Hello, my name is Geoff and I’m a vegaholic.”
“No matter how hard I try, I can’t say no to the deliciously addictive sensation I get from eating vegetables, any vegetables; my green fix. For gosh sakes, they’re virtually everywhere, easy to score at back-alley farmers’ markets, salad bars and grocery produce aisles.”
His head falls in shame. “Out of sight, behind drawn shades, I greedily eat them with reckless abandon. Life without veggies isn’t worth livin’. I’m pathetic, but it feels so darn good; really, really good. You see, I’m addicted to the taste of life. Without vegetables surging through my veins, I will surely wither, withdraw and perish. My baffled family physician mistakenly assumes I’m avoiding him since I never darken his door. I can’t help myself; vegetable side-affects arouse my immune system. My meat-munching macho friends call me a weak sissy. But you know what? I couldn’t care any less. I’ve never felt groovier.” No one forced Geoff to become a tree-hugging, grass-eating, granola-crunching vegaholic. It just happened.
Is your Holy Temple whispering in your ear to dose-down your red meat intake? Like a hungry python in a bunny cage, are you sucking down processed foods seven days a week from the local convenience store, pushers of low-grade nutrition? That small, tugging voice is your freshly altered mind ‘Jones-ing’ for the enjoyable, addictive ecstasy of vegetables. Any veggie junkie will attest that there ain’t nothin’ like the real thing, baby. Our vegaholic friend advises, “Don’t buy the bogus genetically modified organism (GMO) vegetables, man. They’ve like, been stepped-on, man, and don’t give you the groovy health buzz. Get an organic connection, dude.” Participating in an intimate, codependent in flagrante with colorful vegetables, however, may be illegal in several states, but that’s a chance you must take.
Recently, a gentleman stopped to say he heeded plant-based eating advice and capitulated to ‘vegaholism.’ He’d lost 30 gut-busting pounds, rarely gets ill and has refreshed energy-stash of mind-blowing mental clarity. He was an altered man; a vegetable-dependant junkie glowing with health and self-esteem. Vegaholics live seven years longer than carnivores and have appreciably reduced rates of obesity, coronary heart disease, hypertension, type II diabetes, diet-related cancers and diverticular disease, constipation, rheumatoid arthritis and gall stones.
Personally I didn’t get it. Instead, ‘it’ got me. After surviving terminal heart disease, I began to score more veggies. It provoked me to crave more and more varieties of vegetables, instead of the stepped-on, industrialized, GMO foods which caused me a visit to the “ICU Flop House”. Vegetables were merely a bothersome obligatory addendum to a meal. Over time, however, I too became a veggie junkie.
Anatomically we are herbivorous. Our composition and digestive system demonstrate that humans have evolved for millions of years living on fruits, nuts, grains and vegetables.
Scientists concur early humans were fruit and vegetable eaters and throughout history our anatomy has not changed, but our low-grade American diet certainly has deteriorated. Man’s structure, external and internal, compared with that of the other animals, shows that fruit and succulent vegetables constitute his natural food.
As much as some folks detest the addictive ‘green’ stuff, all plant foods have an enormous impact on your temple. Get-off on these tips:
Most veggie junkies hook up with a ‘hoe’; and grow their own.

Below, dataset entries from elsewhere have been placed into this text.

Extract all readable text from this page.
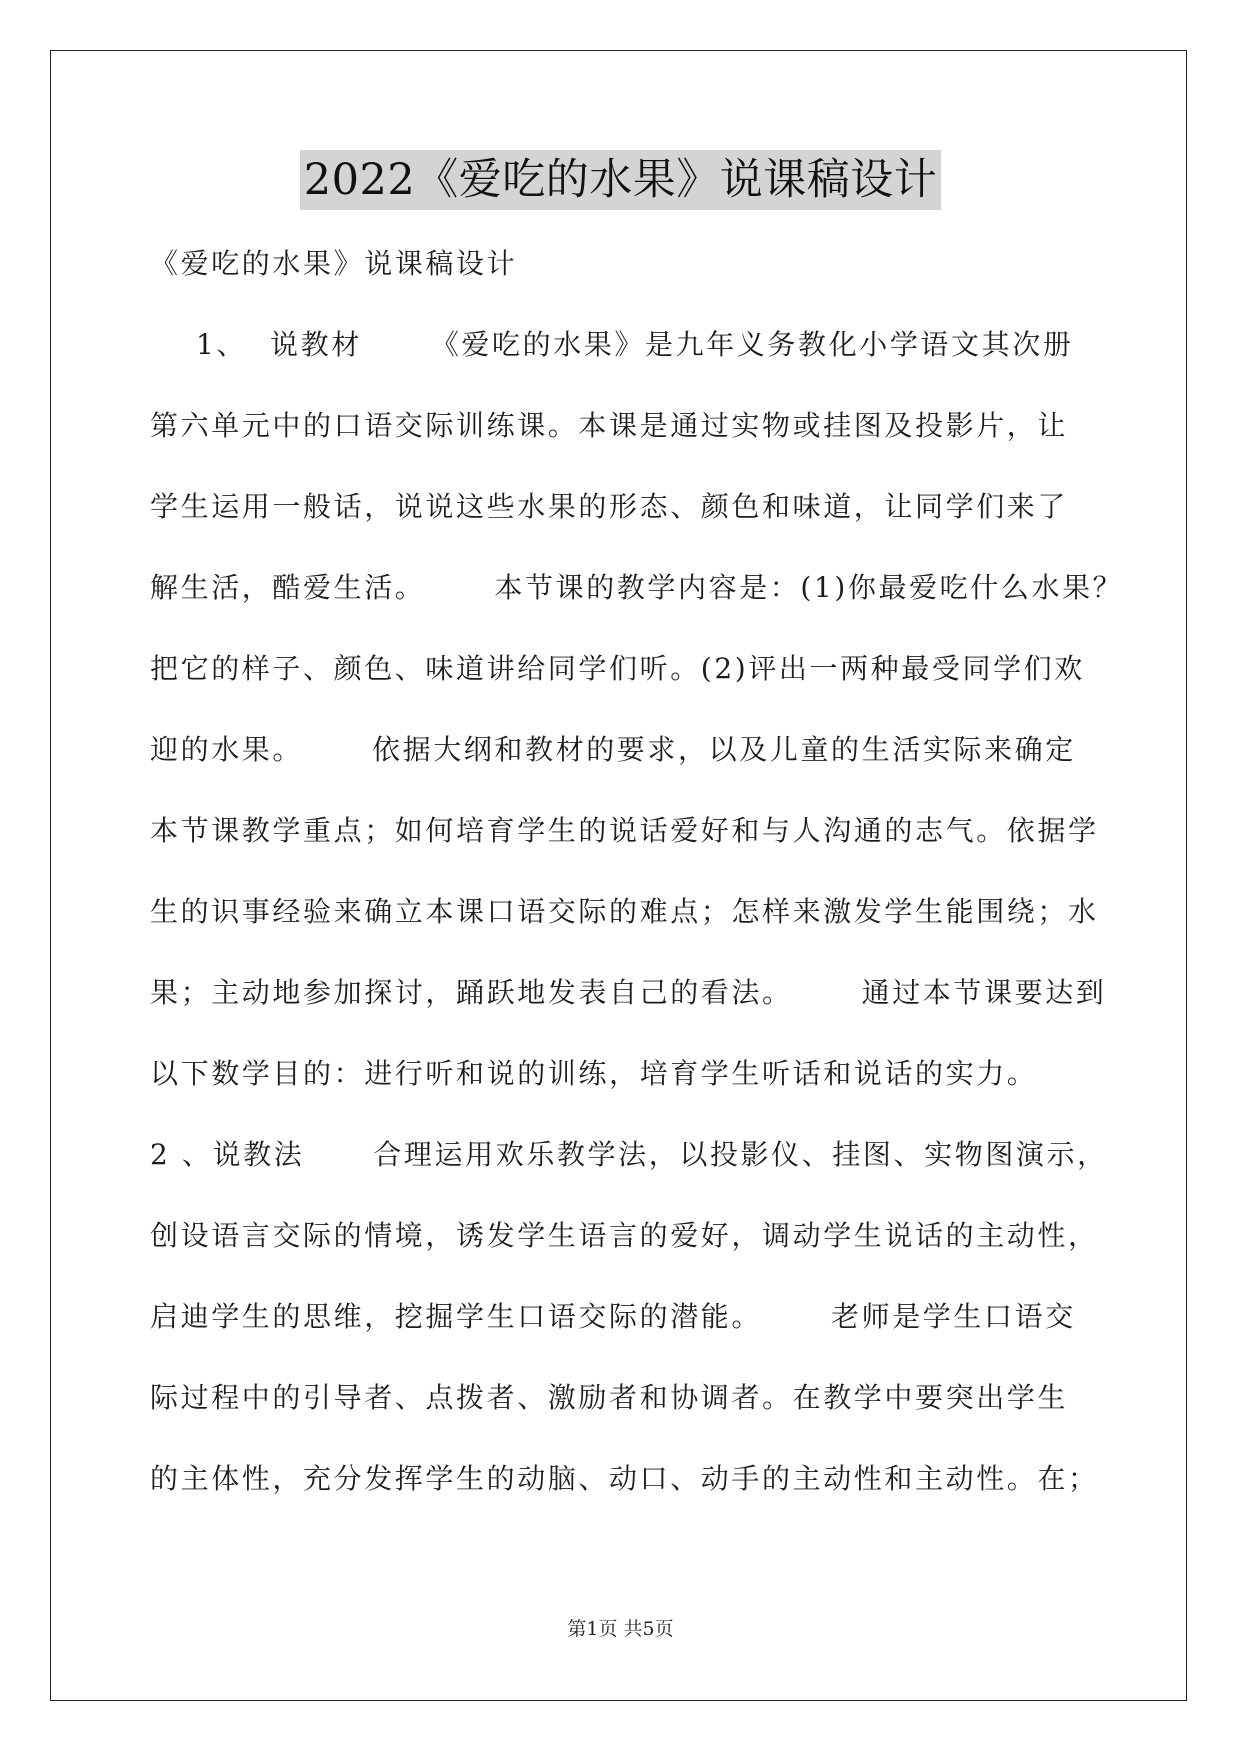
2022《爱吃的水果》说课稿设计
《爱吃的水果》说课稿设计
1、  说教材      《爱吃的水果》是九年义务教化小学语文其次册
第六单元中的口语交际训练课。本课是通过实物或挂图及投影片，让
学生运用一般话，说说这些水果的形态、颜色和味道，让同学们来了
解生活，酷爱生活。      本节课的教学内容是：(1)你最爱吃什么水果？
把它的样子、颜色、味道讲给同学们听。(2)评出一两种最受同学们欢
迎的水果。      依据大纲和教材的要求，以及儿童的生活实际来确定
本节课教学重点；如何培育学生的说话爱好和与人沟通的志气。依据学
生的识事经验来确立本课口语交际的难点；怎样来激发学生能围绕；水
果；主动地参加探讨，踊跃地发表自己的看法。      通过本节课要达到
以下数学目的：进行听和说的训练，培育学生听话和说话的实力。
2 、说教法      合理运用欢乐教学法，以投影仪、挂图、实物图演示，
创设语言交际的情境，诱发学生语言的爱好，调动学生说话的主动性，
启迪学生的思维，挖掘学生口语交际的潜能。      老师是学生口语交
际过程中的引导者、点拨者、激励者和协调者。在教学中要突出学生
的主体性，充分发挥学生的动脑、动口、动手的主动性和主动性。在；
第1页 共5页
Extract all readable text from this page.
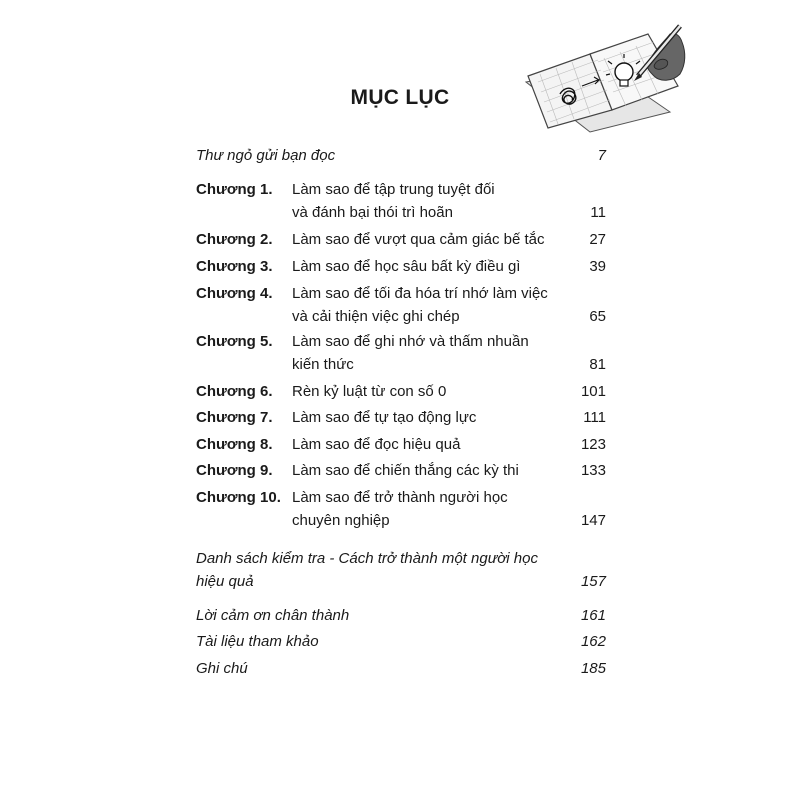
MỤC LỤC
Thư ngỏ gửi bạn đọc	7
Chương 1. Làm sao để tập trung tuyệt đối
và đánh bại thói trì hoãn	11
Chương 2. Làm sao để vượt qua cảm giác bế tắc	27
Chương 3. Làm sao để học sâu bất kỳ điều gì	39
Chương 4. Làm sao để tối đa hóa trí nhớ làm việc
và cải thiện việc ghi chép	65
Chương 5. Làm sao để ghi nhớ và thấm nhuần
kiến thức	81
Chương 6. Rèn kỷ luật từ con số 0	101
Chương 7. Làm sao để tự tạo động lực	111
Chương 8. Làm sao để đọc hiệu quả	123
Chương 9. Làm sao để chiến thắng các kỳ thi	133
Chương 10. Làm sao để trở thành người học
chuyên nghiệp	147
Danh sách kiểm tra - Cách trở thành một người học
hiệu quả	157
Lời cảm ơn chân thành	161
Tài liệu tham khảo	162
Ghi chú	185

Farmers markets are veggie junkie ‘crack houses.’ You can always count on high-quality stuff.
Score seasonal fresh fruits. It’s cheaper plus gets you-off-better on head-spinning nutrition; a natural high.
Make a plan with your closest enablers; get-off together so you won’t feel so guilty.
Open your mind, arteries and mouths to the heavenly buzz of the Universal Apothecary; plant foods. It’s not so much that we are what we eat, but what our Holy Temple absorbs from the pleasurably addictive veggies we were designed to consume by Creation.